6 Unconventional Exercises for Advanced Users

6Advanced Exercises video

Test Your Skill:

To those of you who’ve been using your Total Gym for many years – we thank you. We also know you might be looking for some exercises outside of the norm! We decided to share some of our “unconventional” exercises with you, and though these are very advanced, they’re also very achievable.

Make sure you read through the descriptions carefully and follow the instructions in the video if you attempt these exercises.

    Half-Kneeling Rotating Chest Press

  • Place the rails mid-level. If you have an adjustable glideboard, bring it up so it is parallel to the ground.
  • Hold the handle in your right hand so the cable will run under your arm.
  • Knuckle down toward the bottom of the glideboard, and bring your right knee just behind your fist.
  • Bring your left foot up into a half-kneeling position.
  • Engage your core, and bring your body upright, extend your right arm into a chest press.
  • Rotate all the way across your body.  You can play with different angles, as shown in the video.

This a fantastic exercise for engaging multiple muscle groups, including the lower body, core and upper body, as well as for moving in multiple planes of motion.

    Half-Kneeling Hand to Knee

  • Knuckle down with both handles, in a tabletop position on the board facing the tower.
  • Lift up your right hand and extend it toward the tower and engage your core and lift your left knee off the board and extend your leg straight behind you.
  • Hold for a breath and carefully and slowly pull your right hand down as you bring your left knee to meet your right hand. You will get to a point where you alternate each rep.

This exercise is hard but it is not intended to be so difficult that there is no benefit – it’s intended to promote concentration and slower, more methodical movements to strengthen core muscle groups.

    Supine 1-Arm Bicep Curl, 1-Arm Shoulder Raise

  • Sit facing your tower, at the top of the glideboard.
  • Lie back until your head rests on the glideboard and bend your knees so you can place your heels onto the board. If you have long hair, make sure it is tucked under your head.
  • Start with a bicep curl with the right arm. Then do a Lateral Raise with the left arm. Now do them at the same time, alternating with each rep.
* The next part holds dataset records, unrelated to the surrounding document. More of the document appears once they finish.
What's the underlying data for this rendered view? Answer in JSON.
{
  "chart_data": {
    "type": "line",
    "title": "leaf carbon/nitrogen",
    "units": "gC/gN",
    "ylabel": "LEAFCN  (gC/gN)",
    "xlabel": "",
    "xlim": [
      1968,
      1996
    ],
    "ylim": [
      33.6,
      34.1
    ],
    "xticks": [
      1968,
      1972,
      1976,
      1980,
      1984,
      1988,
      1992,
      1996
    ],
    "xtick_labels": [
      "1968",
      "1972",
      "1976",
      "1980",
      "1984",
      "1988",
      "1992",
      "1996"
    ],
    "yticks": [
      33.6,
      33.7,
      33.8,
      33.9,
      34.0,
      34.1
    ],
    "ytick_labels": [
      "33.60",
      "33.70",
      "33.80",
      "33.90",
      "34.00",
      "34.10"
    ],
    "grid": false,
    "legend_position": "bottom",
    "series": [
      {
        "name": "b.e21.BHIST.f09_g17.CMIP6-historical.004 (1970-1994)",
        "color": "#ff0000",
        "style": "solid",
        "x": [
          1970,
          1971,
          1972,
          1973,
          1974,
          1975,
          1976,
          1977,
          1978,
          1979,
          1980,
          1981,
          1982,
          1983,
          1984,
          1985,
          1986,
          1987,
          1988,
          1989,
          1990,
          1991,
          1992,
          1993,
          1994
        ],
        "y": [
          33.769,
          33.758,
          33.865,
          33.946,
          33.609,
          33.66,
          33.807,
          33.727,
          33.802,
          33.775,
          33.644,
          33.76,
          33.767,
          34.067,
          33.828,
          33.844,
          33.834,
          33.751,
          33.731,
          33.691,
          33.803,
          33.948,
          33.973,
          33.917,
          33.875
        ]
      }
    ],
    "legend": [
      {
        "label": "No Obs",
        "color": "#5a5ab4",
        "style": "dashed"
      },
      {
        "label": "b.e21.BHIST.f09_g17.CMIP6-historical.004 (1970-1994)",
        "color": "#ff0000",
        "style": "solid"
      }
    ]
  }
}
We’ve all heard of the “Mind-Body Connection.” One way to achieve exercise effectiveness is to concentrate on your workout! Having to perform multiple exercises at once is a way to focus your attention on the task at hand – strengthening your mind and body overall.


    Standing Paddleboard Row

  • Make sure the incline is at a very low level – even the lowest level will work. Hold one handle in your right hand, and knuckle down toward the top of the glideboard.
  • Place one foot at a time, parallel to each other and facing the tower, on the board.
  • Engage the core, the legs, and very slowly rise up to standing. Hold the handle in one hand and emulate a paddleboard row.

This one is intense! Be sure to focus on balance, overall strengthening and core engagement of this exercise. It’s not about how much you can lift or how heavy you make it, it’s about proprioception and controlling the board like you would on water.

    Reverse Plank Renegade Row (with or without weights)

  • Remove your Squat Stand. Get two dumbbells you would normally use for rows.
  • Place your hands on the ground and open the glideboard with your toes so you are in a full plank position.
  • Row one dumbbell at a time, alternating between each rep. If you really want to get serious, row and lift the dumbbell up toward the ceiling, twisting your body and following the weight with your eyes.

Progressive core strength is a major benefit for Total Gym users. This exercise is extreme and involves your glutes, upper body and stabilizing muscles throughout.

    Pike to Plank (optional push-up)

  • In a Pike position, bring the board down the rails slowly, stretching your hamstrings and controlling the movement with your core.
  • Extend the legs to the starting position.
  • Throw in a Push-up if you like!

This exercise is not about strength but the right awareness of your body and core engagement to control the board so you don’t slam down and topple over.

Give these unconventional exercises a try, and let us know if you’ve got any up your sleeve. We are always learning from both users and trainers all over the world, and are always open to new ideas!